Wie ist das zu verstehen? Die qualitativ neue Form der Re-Kommodifizierung zeigt sich darin, dass Marktgängigkeit nicht bloß als Anforderung an die Subjekte herangetragen wird, indem einer De-Kommodifizierung der institutionelle Boden entzogen wird. Die Zurückeroberung durch die Marktmechanismen erfolgt in Form einer „inneren Landnahme“ (in Anlehnung an Rosa Luxemburg, vgl. Dörre 2010). Diese „innere Landnahme“ findet im Rahmen von Subjektivierungsprozessen statt. Die Umsetzung von Eigeninitiative und -verantwortung soll von den Subjekten nicht nur selbst vollzogen, sondern auch selbst gewollt werden. Subjektivierung meint hier: Das Interesse sozialstaatlichen Handelns soll von den Subjekten internalisiert werden und zu ihrem individuellen Interesse werden, zumindest aber hingenommen und nicht in Frage gestellt werden. Der „Funke des Leistungsprinzips“ (Honneth 2011, S. 426) soll von den Erwerbstätigen auf die Nicht-Erwerbstätigen überspringen. Die Subjekte, ob erwerbstätig oder arbeitsuchend, sollen die Anforderung von individueller Selbstvermarktung, Selbstmanagement und Selbstoptimierung selbst als legitim erachten. Und tatsächlich deuten die unten referierten Forschungsergebnisse im Rahmen der SGB-II-Begleitforschung darauf hin, dass dieser Funke längst übergesprungen ist; dass sich Arbeitslose als sehr aktiv präsentieren und ihren Beitrag leisten wollen (vgl. u.a. Bescherer et al. 2008; Hirseland und Ramos Lobato 2010; Pfeiffer et al. 2012; siehe auch Abschnitt 2.3).
Hartz IV scheint unter diesem Blickwinkel eine Art Rosskur32 für den deutschen Arbeitsmarkt zu sein, unter Anwendung der Heilmittel Dynamisierung und Flexibilisierung. Man könnte es auch anders formulieren: mittels Destabilisierung und Re-Kommodifizierung. Der Sozialstaat wandelt seine Gestalt und wird zu einem aktivierenden Wohlfahrtsstaat, dabei wendet er nun das ökonomische Prinzip33 auf einen davon bisher ausgenommenen Bereich (Sozialhilfe) an und radikalisiert dieses auf dem Arbeitsmarkt, indem vormals sozialpolitisch regulierte Bereiche dereguliert werden. Aus der Perspektive kapitalistischer Verwertungslogik ist daran charmant, dass man nicht nur zwei Fliegen mit einer Kommmodifizierungsklappe schlägt, indem die Reformen Eigenverantwortung verstärkt aktivieren und zugleich Selbstökonomisierungsprozesse anstoßen.

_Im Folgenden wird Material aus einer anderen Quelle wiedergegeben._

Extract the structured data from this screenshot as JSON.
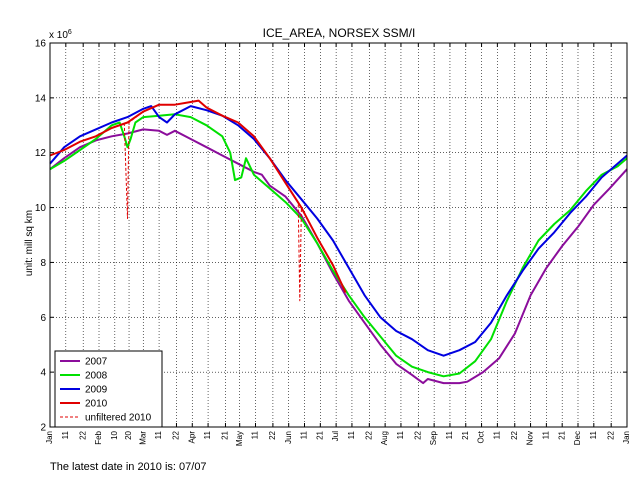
{
  "chart_data": {
    "type": "line",
    "title": "ICE_AREA, NORSEX SSM/I",
    "ylabel": "unit: mill sq km",
    "y_exponent_label": "x 10",
    "y_exponent_sup": "6",
    "xlabel": "",
    "xlim": [
      1,
      366
    ],
    "ylim": [
      2,
      16
    ],
    "yticks": [
      2,
      4,
      6,
      8,
      10,
      12,
      14,
      16
    ],
    "grid": true,
    "legend_placement": "bottom-left",
    "x_ticks": [
      {
        "x": 1,
        "label": "Jan",
        "major": true
      },
      {
        "x": 11,
        "label": "11",
        "major": false
      },
      {
        "x": 22,
        "label": "22",
        "major": false
      },
      {
        "x": 32,
        "label": "Feb",
        "major": true
      },
      {
        "x": 42,
        "label": "10",
        "major": false
      },
      {
        "x": 51,
        "label": "20",
        "major": false
      },
      {
        "x": 60,
        "label": "Mar",
        "major": true
      },
      {
        "x": 70,
        "label": "11",
        "major": false
      },
      {
        "x": 81,
        "label": "22",
        "major": false
      },
      {
        "x": 91,
        "label": "Apr",
        "major": true
      },
      {
        "x": 101,
        "label": "11",
        "major": false
      },
      {
        "x": 112,
        "label": "21",
        "major": false
      },
      {
        "x": 121,
        "label": "May",
        "major": true
      },
      {
        "x": 131,
        "label": "11",
        "major": false
      },
      {
        "x": 142,
        "label": "22",
        "major": false
      },
      {
        "x": 152,
        "label": "Jun",
        "major": true
      },
      {
        "x": 162,
        "label": "11",
        "major": false
      },
      {
        "x": 172,
        "label": "21",
        "major": false
      },
      {
        "x": 182,
        "label": "Jul",
        "major": true
      },
      {
        "x": 192,
        "label": "11",
        "major": false
      },
      {
        "x": 203,
        "label": "22",
        "major": false
      },
      {
        "x": 213,
        "label": "Aug",
        "major": true
      },
      {
        "x": 223,
        "label": "11",
        "major": false
      },
      {
        "x": 234,
        "label": "22",
        "major": false
      },
      {
        "x": 244,
        "label": "Sep",
        "major": true
      },
      {
        "x": 254,
        "label": "11",
        "major": false
      },
      {
        "x": 264,
        "label": "21",
        "major": false
      },
      {
        "x": 274,
        "label": "Oct",
        "major": true
      },
      {
        "x": 284,
        "label": "11",
        "major": false
      },
      {
        "x": 295,
        "label": "22",
        "major": false
      },
      {
        "x": 305,
        "label": "Nov",
        "major": true
      },
      {
        "x": 315,
        "label": "11",
        "major": false
      },
      {
        "x": 325,
        "label": "21",
        "major": false
      },
      {
        "x": 335,
        "label": "Dec",
        "major": true
      },
      {
        "x": 345,
        "label": "11",
        "major": false
      },
      {
        "x": 356,
        "label": "22",
        "major": false
      },
      {
        "x": 366,
        "label": "Jan",
        "major": true
      }
    ],
    "series": [
      {
        "name": "2007",
        "color": "#8b0d9b",
        "dashed": false,
        "points": [
          [
            1,
            11.4
          ],
          [
            10,
            11.8
          ],
          [
            20,
            12.2
          ],
          [
            30,
            12.45
          ],
          [
            40,
            12.6
          ],
          [
            50,
            12.7
          ],
          [
            60,
            12.85
          ],
          [
            70,
            12.8
          ],
          [
            75,
            12.65
          ],
          [
            80,
            12.8
          ],
          [
            90,
            12.5
          ],
          [
            100,
            12.2
          ],
          [
            110,
            11.9
          ],
          [
            120,
            11.6
          ],
          [
            130,
            11.3
          ],
          [
            135,
            11.2
          ],
          [
            140,
            10.8
          ],
          [
            150,
            10.4
          ],
          [
            160,
            9.7
          ],
          [
            170,
            8.7
          ],
          [
            180,
            7.6
          ],
          [
            190,
            6.6
          ],
          [
            200,
            5.8
          ],
          [
            210,
            5.0
          ],
          [
            220,
            4.3
          ],
          [
            230,
            3.9
          ],
          [
            237,
            3.6
          ],
          [
            240,
            3.75
          ],
          [
            250,
            3.6
          ],
          [
            260,
            3.6
          ],
          [
            265,
            3.65
          ],
          [
            275,
            4.0
          ],
          [
            285,
            4.5
          ],
          [
            295,
            5.4
          ],
          [
            305,
            6.8
          ],
          [
            315,
            7.8
          ],
          [
            325,
            8.6
          ],
          [
            335,
            9.3
          ],
          [
            345,
            10.1
          ],
          [
            355,
            10.7
          ],
          [
            366,
            11.4
          ]
        ]
      },
      {
        "name": "2008",
        "color": "#00e000",
        "dashed": false,
        "points": [
          [
            1,
            11.4
          ],
          [
            10,
            11.7
          ],
          [
            20,
            12.1
          ],
          [
            30,
            12.5
          ],
          [
            40,
            13.0
          ],
          [
            45,
            13.1
          ],
          [
            48,
            12.6
          ],
          [
            50,
            12.2
          ],
          [
            52,
            12.5
          ],
          [
            55,
            13.1
          ],
          [
            60,
            13.3
          ],
          [
            70,
            13.35
          ],
          [
            80,
            13.4
          ],
          [
            90,
            13.3
          ],
          [
            100,
            13.0
          ],
          [
            110,
            12.6
          ],
          [
            115,
            12.0
          ],
          [
            118,
            11.0
          ],
          [
            122,
            11.1
          ],
          [
            125,
            11.8
          ],
          [
            130,
            11.2
          ],
          [
            140,
            10.7
          ],
          [
            150,
            10.2
          ],
          [
            160,
            9.6
          ],
          [
            170,
            8.7
          ],
          [
            180,
            7.7
          ],
          [
            190,
            6.8
          ],
          [
            200,
            6.0
          ],
          [
            210,
            5.3
          ],
          [
            220,
            4.6
          ],
          [
            230,
            4.2
          ],
          [
            240,
            4.0
          ],
          [
            250,
            3.85
          ],
          [
            260,
            3.95
          ],
          [
            270,
            4.4
          ],
          [
            280,
            5.2
          ],
          [
            290,
            6.6
          ],
          [
            300,
            7.8
          ],
          [
            310,
            8.8
          ],
          [
            320,
            9.4
          ],
          [
            330,
            9.9
          ],
          [
            340,
            10.6
          ],
          [
            350,
            11.2
          ],
          [
            360,
            11.5
          ],
          [
            366,
            11.8
          ]
        ]
      },
      {
        "name": "2009",
        "color": "#0000e0",
        "dashed": false,
        "points": [
          [
            1,
            11.6
          ],
          [
            10,
            12.2
          ],
          [
            20,
            12.6
          ],
          [
            30,
            12.85
          ],
          [
            40,
            13.1
          ],
          [
            50,
            13.3
          ],
          [
            60,
            13.6
          ],
          [
            65,
            13.7
          ],
          [
            70,
            13.3
          ],
          [
            75,
            13.1
          ],
          [
            80,
            13.4
          ],
          [
            90,
            13.7
          ],
          [
            100,
            13.55
          ],
          [
            110,
            13.35
          ],
          [
            120,
            13.0
          ],
          [
            130,
            12.5
          ],
          [
            140,
            11.8
          ],
          [
            150,
            11.0
          ],
          [
            160,
            10.3
          ],
          [
            170,
            9.6
          ],
          [
            180,
            8.8
          ],
          [
            190,
            7.8
          ],
          [
            200,
            6.8
          ],
          [
            210,
            6.0
          ],
          [
            220,
            5.5
          ],
          [
            230,
            5.2
          ],
          [
            240,
            4.8
          ],
          [
            250,
            4.6
          ],
          [
            260,
            4.8
          ],
          [
            270,
            5.1
          ],
          [
            280,
            5.8
          ],
          [
            290,
            6.8
          ],
          [
            300,
            7.7
          ],
          [
            310,
            8.5
          ],
          [
            320,
            9.1
          ],
          [
            330,
            9.8
          ],
          [
            340,
            10.4
          ],
          [
            350,
            11.1
          ],
          [
            360,
            11.6
          ],
          [
            366,
            11.9
          ]
        ]
      },
      {
        "name": "2010",
        "color": "#e00000",
        "dashed": false,
        "points": [
          [
            1,
            11.9
          ],
          [
            10,
            12.1
          ],
          [
            20,
            12.4
          ],
          [
            30,
            12.6
          ],
          [
            40,
            12.9
          ],
          [
            50,
            13.1
          ],
          [
            60,
            13.5
          ],
          [
            70,
            13.75
          ],
          [
            80,
            13.75
          ],
          [
            90,
            13.85
          ],
          [
            95,
            13.9
          ],
          [
            100,
            13.65
          ],
          [
            110,
            13.35
          ],
          [
            120,
            13.1
          ],
          [
            130,
            12.6
          ],
          [
            140,
            11.8
          ],
          [
            150,
            10.9
          ],
          [
            160,
            10.0
          ],
          [
            170,
            8.9
          ],
          [
            180,
            7.9
          ],
          [
            188,
            6.9
          ]
        ]
      },
      {
        "name": "unfiltered 2010",
        "color": "#e00000",
        "dashed": true,
        "points": [
          [
            1,
            11.9
          ],
          [
            10,
            12.1
          ],
          [
            20,
            12.4
          ],
          [
            30,
            12.6
          ],
          [
            40,
            12.9
          ],
          [
            48,
            13.05
          ],
          [
            50,
            9.6
          ],
          [
            51,
            13.1
          ],
          [
            60,
            13.5
          ],
          [
            70,
            13.75
          ],
          [
            80,
            13.75
          ],
          [
            90,
            13.85
          ],
          [
            95,
            13.9
          ],
          [
            100,
            13.65
          ],
          [
            110,
            13.35
          ],
          [
            120,
            13.1
          ],
          [
            130,
            12.6
          ],
          [
            140,
            11.8
          ],
          [
            150,
            10.9
          ],
          [
            158,
            10.2
          ],
          [
            159,
            6.6
          ],
          [
            160,
            10.0
          ],
          [
            170,
            8.9
          ],
          [
            180,
            7.9
          ],
          [
            188,
            6.9
          ]
        ]
      }
    ]
  },
  "footer": {
    "latest_date_text": "The latest date in 2010 is: 07/07"
  }
}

Im Grunde hat man einen Dreizack zur Hand: Die Reformen entfalten nicht nur Wirkung im Segment der Arbeitslosigkeit, sondern bis in den Kern der Arbeitswelt hinein und erzeugen bzw. verstärken bei Leuten, die Arbeit haben, Verunsicherung und Angst um den eigenen Arbeitsplatz, also an an einem Ort, der unmittelbar gar nicht adressiert ist. Beschäftigte, die um ihren Arbeitsplatz fürchten, haben ja auch eine erhöhte Konzessionsbereitschaft.34 Ob intendiert oder nicht, der Verunsicherungswirkung wird verbal und regulatorisch kaum entgegengetreten.